お手上げのビジネスパーソン写真はイメージです Photo:PIXTA

「英語が話せるようになるには英語で考えることが必要」と言われるが、このアドバイスは誤解を招きやすい。その理由は、「帰国子女は和文英訳が苦手」という事実をひもとくと分かる。(パタプライングリッシュ教材開発者 松尾光治)

帰国子女は「和文英訳」が苦手なワケ

 意外に思うかもしれないが、帰国子女の多くは「和文英訳」が苦手だ。

「帰国子女」とひとくくりにするのは乱暴なので、ここでは臨界期(※)以前に日本国外で感覚的に英語を体得して使えるようになった人としよう。

※第二言語をネイティブ並みに習得することができる年齢の上限。おおむね10才~15才の範囲(諸説あり)

 典型的な例はこうだ。帰国後、日本の英語の授業を受けるも「文法」が何のことか分からない。それでもテストは勉強せずに楽勝。ただし100点が取れることはなく、良くて80点程度。特にいつも不正解なのが和文英訳。そして、「英語ができる」とされるクラスメートたちが、和文英訳にほぼ全く同じ英文で解答し、それが模範とされているのを見て、何ともいえない複雑な気持ちになる――。

 日本の学校の和文英訳問題は、テスト範囲の単元で学んだ文法事項を使った「たった一つしかない正解」を求めるものだ。日本語訳を基に、それに対応するとされる教科書に出てきた英文を思い出す作業に近い。授業数に制限のある中で一律に外国語を学ばせるためには、やむを得ないことなのだろう。

 一方、感覚的に英語を体得した帰国子女は、文法を意識しながら英文を作ることができない。例えば、「彼は野球がとても上手です」という和文英訳問題があったとしよう。「正解」とされるのは、たいてい次のどちらかとなるだろう。

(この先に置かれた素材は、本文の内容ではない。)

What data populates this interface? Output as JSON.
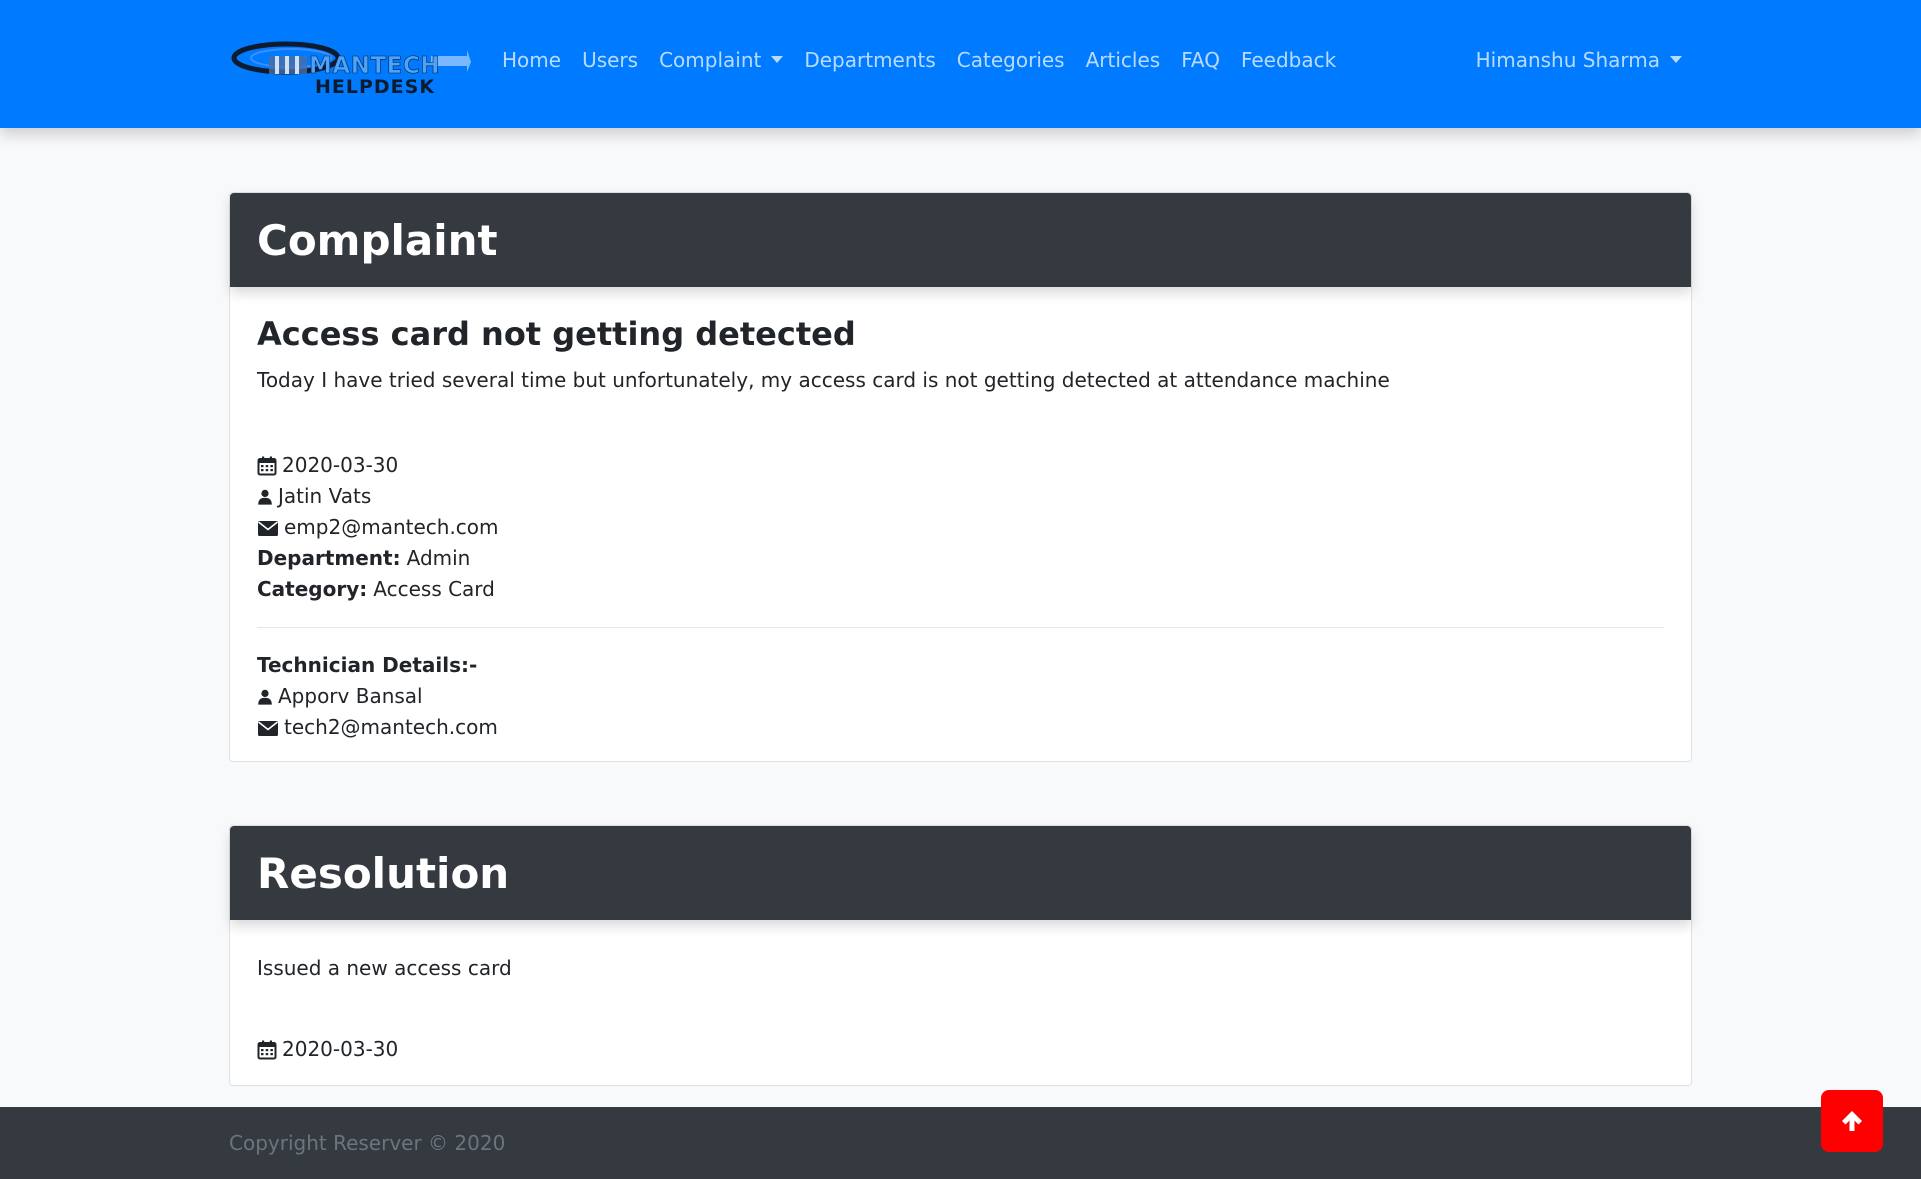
{
  "brand": {
    "line1": "MANTECH",
    "line2": "HELPDESK"
  },
  "nav": {
    "items": [
      {
        "label": "Home"
      },
      {
        "label": "Users"
      },
      {
        "label": "Complaint",
        "dropdown": true
      },
      {
        "label": "Departments"
      },
      {
        "label": "Categories"
      },
      {
        "label": "Articles"
      },
      {
        "label": "FAQ"
      },
      {
        "label": "Feedback"
      }
    ],
    "user": "Himanshu Sharma"
  },
  "complaint": {
    "header": "Complaint",
    "title": "Access card not getting detected",
    "description": "Today I have tried several time but unfortunately, my access card is not getting detected at attendance machine",
    "date": "2020-03-30",
    "employee_name": "Jatin Vats",
    "employee_email": "emp2@mantech.com",
    "department_label": "Department:",
    "department": "Admin",
    "category_label": "Category:",
    "category": "Access Card",
    "technician_heading": "Technician Details:-",
    "technician_name": "Apporv Bansal",
    "technician_email": "tech2@mantech.com"
  },
  "resolution": {
    "header": "Resolution",
    "text": "Issued a new access card",
    "date": "2020-03-30"
  },
  "footer": {
    "copyright": "Copyright Reserver © 2020"
  },
  "icons": {
    "calendar": "calendar-icon",
    "user": "user-icon",
    "envelope": "envelope-icon",
    "scroll_top": "arrow-up-icon"
  },
  "colors": {
    "navbar": "#007bff",
    "card_header": "#343a40",
    "footer": "#343a40",
    "scroll_top": "#ff0000"
  }
}
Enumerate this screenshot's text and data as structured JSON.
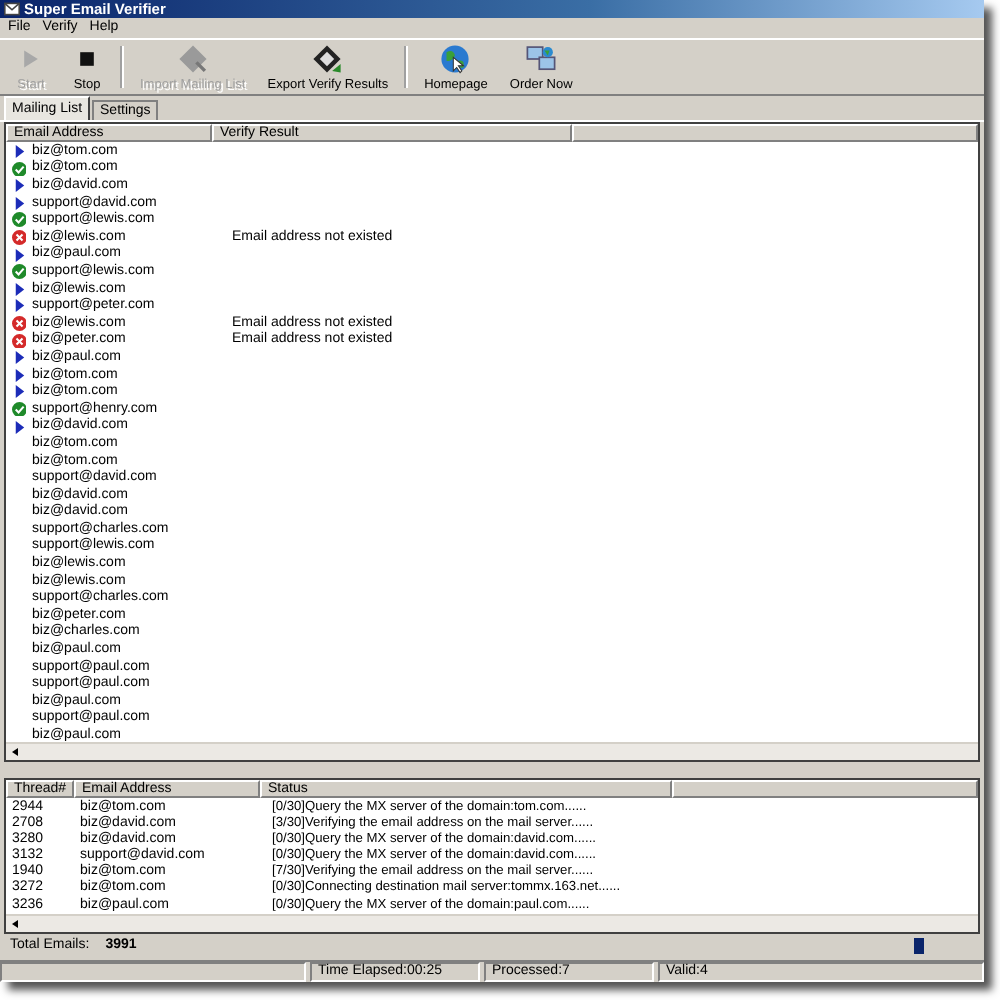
{
  "window": {
    "title": "Super Email Verifier"
  },
  "menu": [
    "File",
    "Verify",
    "Help"
  ],
  "toolbar": [
    {
      "label": "Start",
      "kind": "play",
      "disabled": true
    },
    {
      "label": "Stop",
      "kind": "stop",
      "disabled": false
    },
    {
      "label": "Import Mailing List",
      "kind": "import",
      "disabled": true
    },
    {
      "label": "Export Verify Results",
      "kind": "export",
      "disabled": false
    },
    {
      "label": "Homepage",
      "kind": "globe",
      "disabled": false
    },
    {
      "label": "Order Now",
      "kind": "order",
      "disabled": false
    }
  ],
  "tabs": [
    {
      "label": "Mailing List",
      "selected": true
    },
    {
      "label": "Settings",
      "selected": false
    }
  ],
  "mailing_list": {
    "columns": [
      "Email Address",
      "Verify Result"
    ],
    "rows": [
      {
        "email": "biz@tom.com",
        "kind": "pending"
      },
      {
        "email": "biz@tom.com",
        "kind": "valid"
      },
      {
        "email": "biz@david.com",
        "kind": "pending"
      },
      {
        "email": "support@david.com",
        "kind": "pending"
      },
      {
        "email": "support@lewis.com",
        "kind": "valid"
      },
      {
        "email": "biz@lewis.com",
        "kind": "invalid",
        "result": "Email address not existed"
      },
      {
        "email": "biz@paul.com",
        "kind": "pending"
      },
      {
        "email": "support@lewis.com",
        "kind": "valid"
      },
      {
        "email": "biz@lewis.com",
        "kind": "pending"
      },
      {
        "email": "support@peter.com",
        "kind": "pending"
      },
      {
        "email": "biz@lewis.com",
        "kind": "invalid",
        "result": "Email address not existed"
      },
      {
        "email": "biz@peter.com",
        "kind": "invalid",
        "result": "Email address not existed"
      },
      {
        "email": "biz@paul.com",
        "kind": "pending"
      },
      {
        "email": "biz@tom.com",
        "kind": "pending"
      },
      {
        "email": "biz@tom.com",
        "kind": "pending"
      },
      {
        "email": "support@henry.com",
        "kind": "valid"
      },
      {
        "email": "biz@david.com",
        "kind": "pending"
      },
      {
        "email": "biz@tom.com",
        "kind": "queued"
      },
      {
        "email": "biz@tom.com",
        "kind": "queued"
      },
      {
        "email": "support@david.com",
        "kind": "queued"
      },
      {
        "email": "biz@david.com",
        "kind": "queued"
      },
      {
        "email": "biz@david.com",
        "kind": "queued"
      },
      {
        "email": "support@charles.com",
        "kind": "queued"
      },
      {
        "email": "support@lewis.com",
        "kind": "queued"
      },
      {
        "email": "biz@lewis.com",
        "kind": "queued"
      },
      {
        "email": "biz@lewis.com",
        "kind": "queued"
      },
      {
        "email": "support@charles.com",
        "kind": "queued"
      },
      {
        "email": "biz@peter.com",
        "kind": "queued"
      },
      {
        "email": "biz@charles.com",
        "kind": "queued"
      },
      {
        "email": "biz@paul.com",
        "kind": "queued"
      },
      {
        "email": "support@paul.com",
        "kind": "queued"
      },
      {
        "email": "support@paul.com",
        "kind": "queued"
      },
      {
        "email": "biz@paul.com",
        "kind": "queued"
      },
      {
        "email": "support@paul.com",
        "kind": "queued"
      },
      {
        "email": "biz@paul.com",
        "kind": "queued"
      }
    ]
  },
  "threads": {
    "columns": [
      "Thread#",
      "Email Address",
      "Status"
    ],
    "rows": [
      {
        "thread": "2944",
        "email": "biz@tom.com",
        "status": "[0/30]Query the MX server of the domain:tom.com......"
      },
      {
        "thread": "2708",
        "email": "biz@david.com",
        "status": "[3/30]Verifying the email address on the mail server......"
      },
      {
        "thread": "3280",
        "email": "biz@david.com",
        "status": "[0/30]Query the MX server of the domain:david.com......"
      },
      {
        "thread": "3132",
        "email": "support@david.com",
        "status": "[0/30]Query the MX server of the domain:david.com......"
      },
      {
        "thread": "1940",
        "email": "biz@tom.com",
        "status": "[7/30]Verifying the email address on the mail server......"
      },
      {
        "thread": "3272",
        "email": "biz@tom.com",
        "status": "[0/30]Connecting destination mail server:tommx.163.net......"
      },
      {
        "thread": "3236",
        "email": "biz@paul.com",
        "status": "[0/30]Query the MX server of the domain:paul.com......"
      }
    ]
  },
  "totals": {
    "label": "Total Emails:",
    "value": "3991"
  },
  "status_bar": [
    "Time Elapsed:00:25",
    "Processed:7",
    "Valid:4"
  ]
}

He can play baseball very well.
He is good at playing baseball.

 だが、この問題を見た帰国子女は、「よーし!最近習ったcanやbe good at ~ingを使うんだな!」といった発想がない。代わりに、スライディングキャッチのようなファインプレーをしたり、ここぞというところで必ずホームランを打ったりする名選手の姿を思い浮かべるだろう。

 そんな「イメージ」を起点にして、例えば次のような英文を瞬時に思いつく。

He’s a great baseball player.
He’s a fantastic ball player.

He plays baseball like Shohei Ohtani.

He’s the LeBron James of baseball.
※レブロン・ジェームズは米プロバスケットボールNBAのスター選手

 そして、テストでは「不正解」となるわけだ。

 さて、本題だ。英語に堪能な帰国子女であっても、「英語で考えて」いるわけではない。「イメージ→口から英語が出る」という一瞬のプロセスで英語を話しているのだ。